Performance Appraisal Systems should be kept simple and understandable by everyone. There is no other profession more goal oriented than Project Management. Hence, you can measure Project Managers competence by measuring their project results on every project. You may not have to evaluate theoretical and practical knowledge, since the means are implicit in the ends.

If the project ends up with a 50% of cost overrun, and this is a big surprise, it is clear that Project Manager has not controlled the cost performance baseline, but we don’t need to evaluate if he is proficient about tools and techniques. What is the point of assessing if he is proficient or not in Earned Value Management? He has not met the project cost goal, period.

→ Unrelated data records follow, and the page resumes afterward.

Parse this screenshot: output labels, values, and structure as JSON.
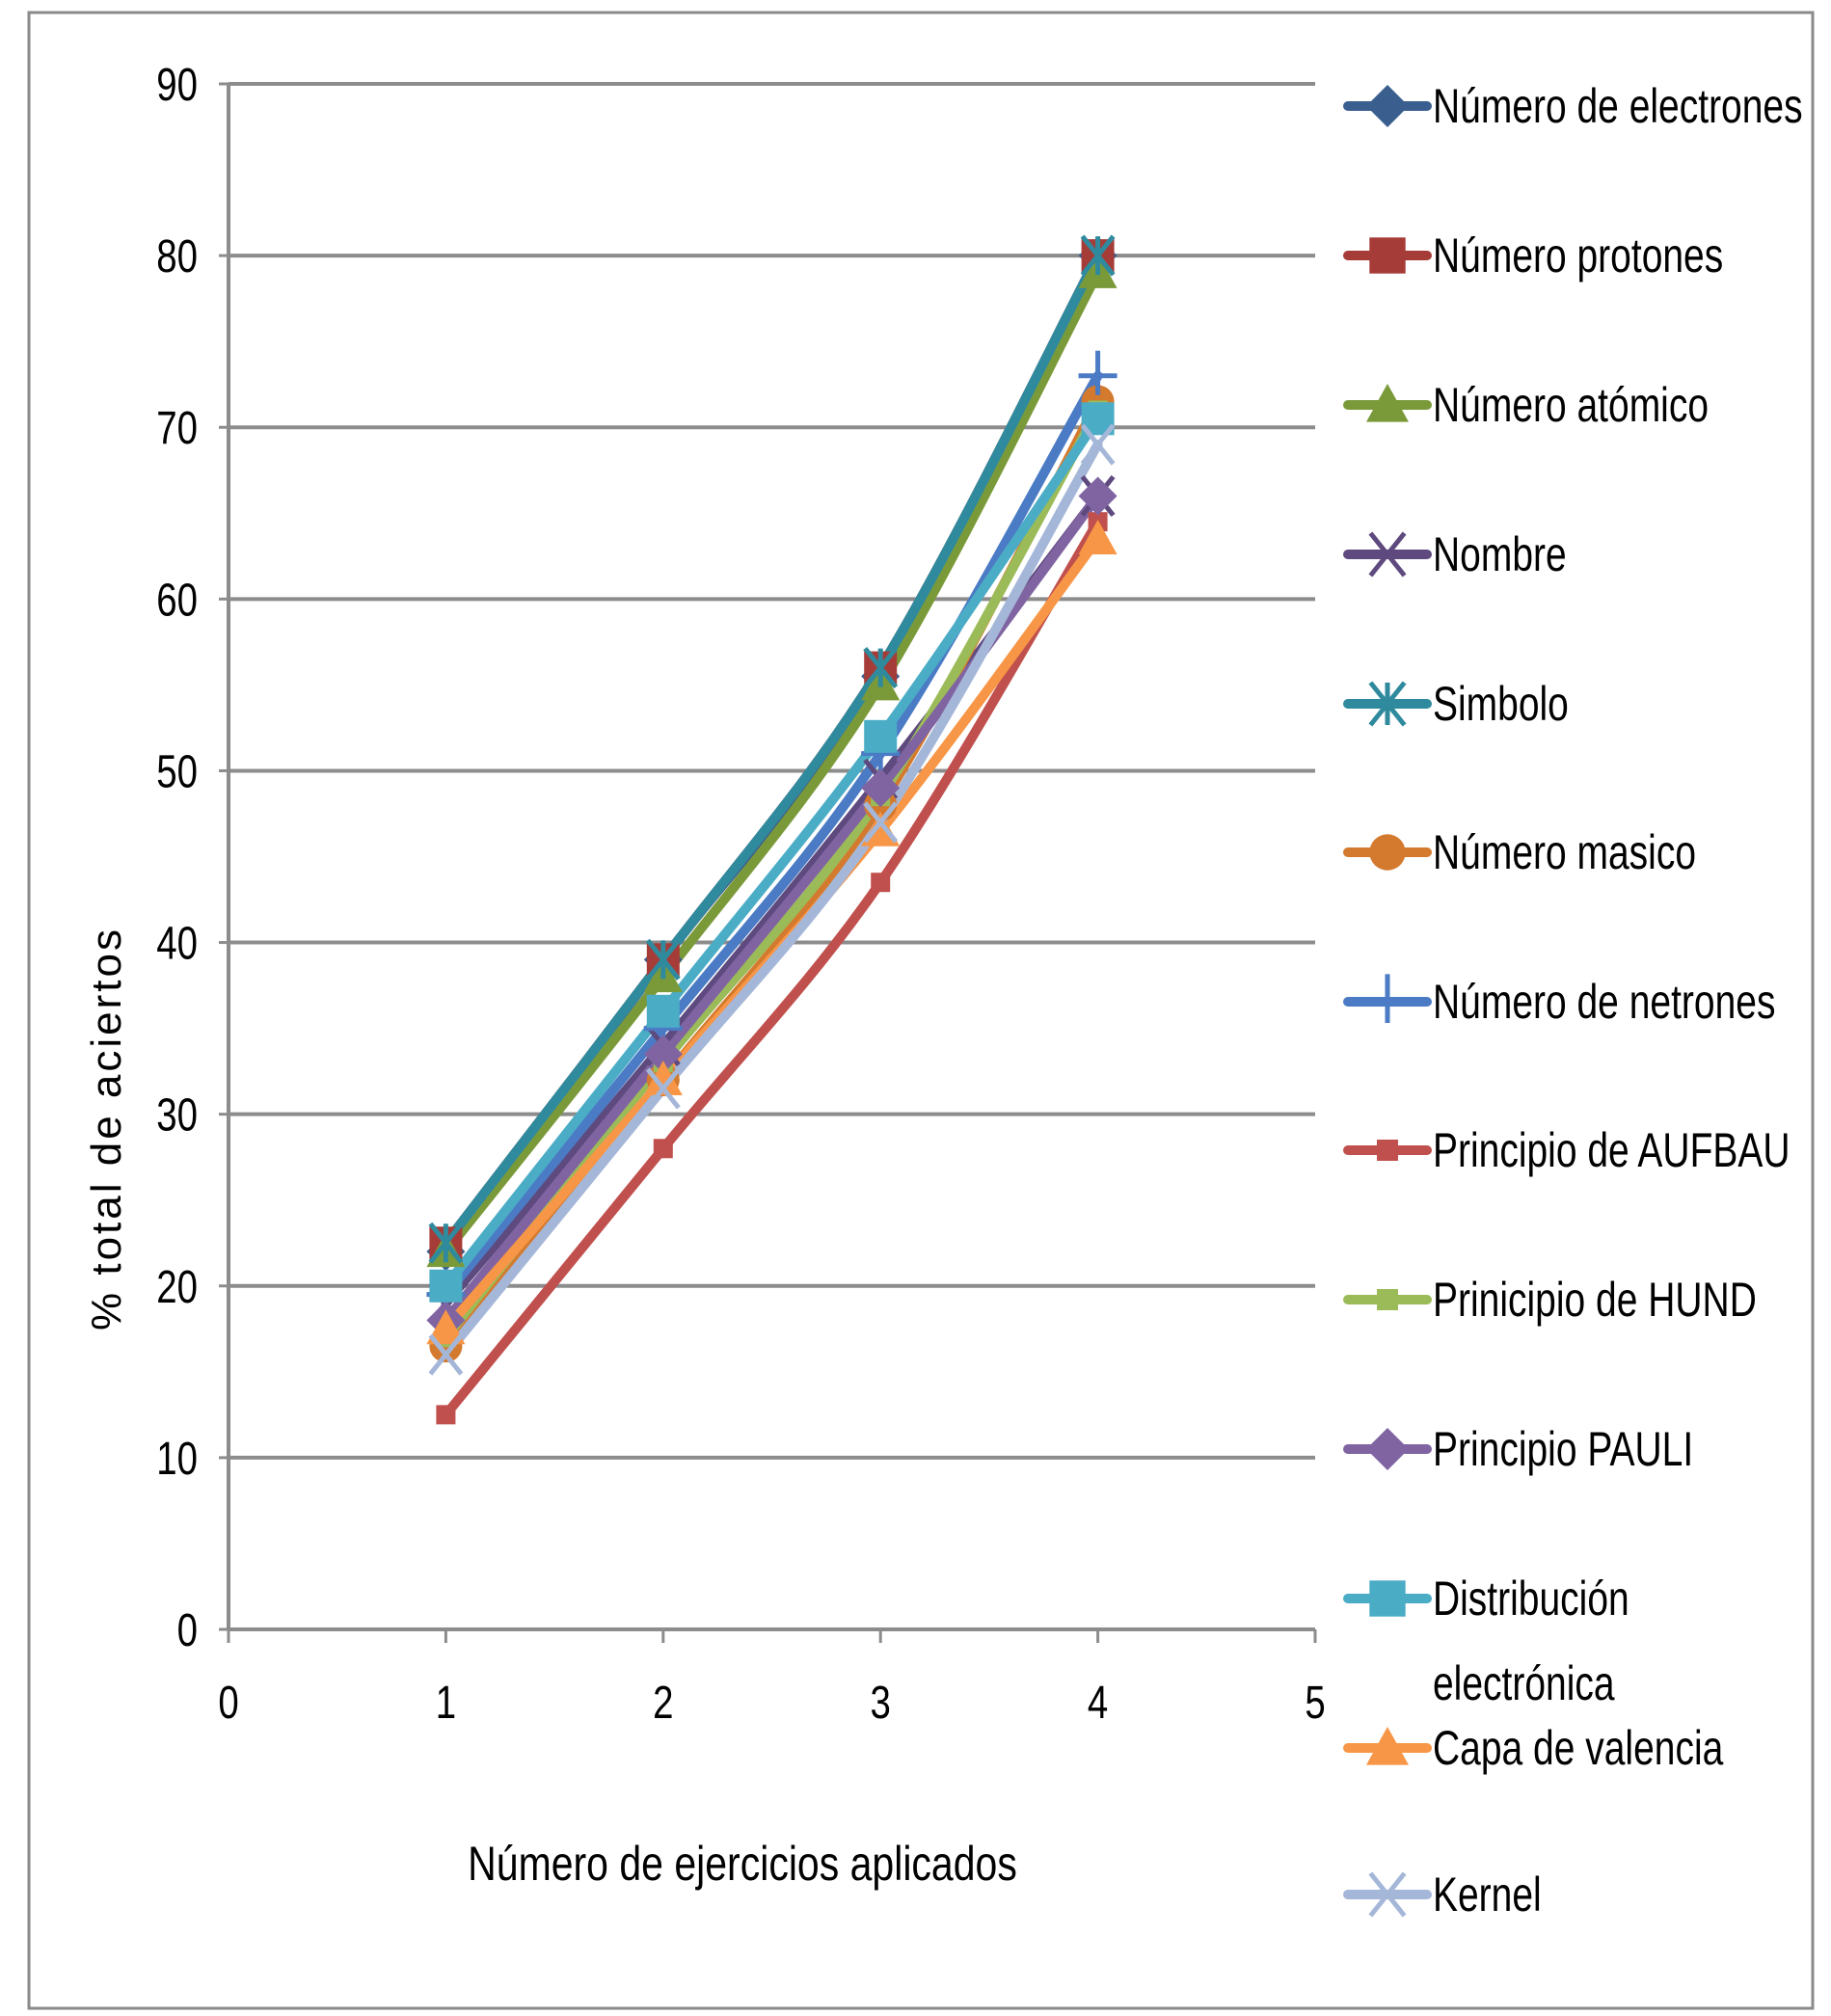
{
  "chart_data": {
    "type": "line",
    "title": "",
    "xlabel": "Número de ejercicios aplicados",
    "ylabel": "% total de aciertos",
    "xlim": [
      0,
      5
    ],
    "ylim": [
      0,
      90
    ],
    "x_ticks": [
      "0",
      "1",
      "2",
      "3",
      "4",
      "5"
    ],
    "y_ticks": [
      "0",
      "10",
      "20",
      "30",
      "40",
      "50",
      "60",
      "70",
      "80",
      "90"
    ],
    "grid": "horizontal",
    "legend_position": "right",
    "x": [
      1,
      2,
      3,
      4
    ],
    "series": [
      {
        "name": "Número de electrones",
        "color": "#3A5F8F",
        "marker": "diamond",
        "values": [
          22,
          39,
          55.5,
          80
        ]
      },
      {
        "name": "Número protones",
        "color": "#A63C38",
        "marker": "square",
        "values": [
          22.5,
          39,
          56,
          80
        ]
      },
      {
        "name": "Número atómico",
        "color": "#7A9A3A",
        "marker": "triangle",
        "values": [
          22,
          38,
          55,
          79
        ]
      },
      {
        "name": "Nombre",
        "color": "#5E4A7E",
        "marker": "x",
        "values": [
          19,
          34,
          49.5,
          66
        ]
      },
      {
        "name": "Simbolo",
        "color": "#2F8A9E",
        "marker": "star",
        "values": [
          22.5,
          39,
          56,
          80
        ]
      },
      {
        "name": "Número masico",
        "color": "#D47A2E",
        "marker": "circle",
        "values": [
          16.5,
          32,
          48,
          71.5
        ]
      },
      {
        "name": "Número de netrones",
        "color": "#4A7BC4",
        "marker": "plus",
        "values": [
          19.5,
          35,
          51,
          73
        ]
      },
      {
        "name": "Principio de AUFBAU",
        "color": "#C0504D",
        "marker": "dash",
        "values": [
          12.5,
          28,
          43.5,
          64.5
        ]
      },
      {
        "name": "Prinicipio de HUND",
        "color": "#9BBB59",
        "marker": "dash",
        "values": [
          17,
          33,
          48.5,
          71
        ]
      },
      {
        "name": "Principio PAULI",
        "color": "#8064A2",
        "marker": "diamond",
        "values": [
          18,
          33.5,
          49,
          66
        ]
      },
      {
        "name": "Distribución electrónica",
        "color": "#4BACC6",
        "marker": "square",
        "values": [
          20,
          36,
          52,
          70.5
        ]
      },
      {
        "name": "Capa de valencia",
        "color": "#F79646",
        "marker": "triangle",
        "values": [
          17.5,
          32,
          46.5,
          63.5
        ]
      },
      {
        "name": "Kernel",
        "color": "#A5B7D8",
        "marker": "x",
        "values": [
          16,
          31.5,
          47,
          69
        ]
      }
    ],
    "legend_label_lines": {
      "Distribución electrónica": [
        "Distribución",
        "electrónica"
      ]
    }
  }
}
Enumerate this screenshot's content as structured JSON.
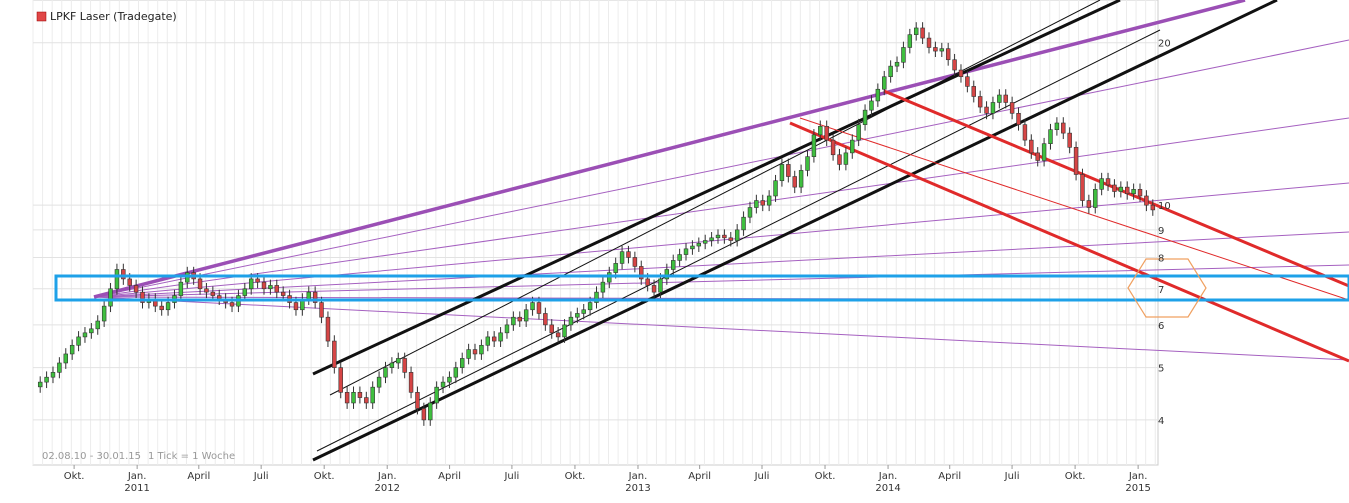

If the project ends up with every team member burnt out, it is evident this Project Manager has to improve his soft skills.

The paradigm of 7 habits of effectiveness can be seen as a structure of competences needed by a Project Manager to get private and public victories, to be regularly successful managing projects.

Stephen Covey said that the fairest evaluation system for knowledge workers is a 360º performance appraisal system based on the 7 habits paradigm. The evaluated person, his managers, colleagues and direct reports could easily score each of the 7 habits.

This blog recommends this alternative way of evaluating Project Managers, using the 7 habits of an Effective Project Manager.

One example of appraisal result could be as represented bellow:




When the project is finished, every stakeholder (client, sponsor, manager, PMO, experts, team members, etc.) will have a valid opinion on the Project Manager performance.

Everybody should know how to respond to questions like:
  1. Has the Project Manager been truly committed to the project?
  2. Has the Project Manager clarified what to do, early enough?
  3. Has the Project Manager controlled scope, schedule and cost?
  4. Has the Project Manager managed properly uncertainty and conflicts?
  5. Has the Project Manager communicated effectively?
  6. Has the Project Manager been a good leader?
  7. Has the Project Manager learned valuable things?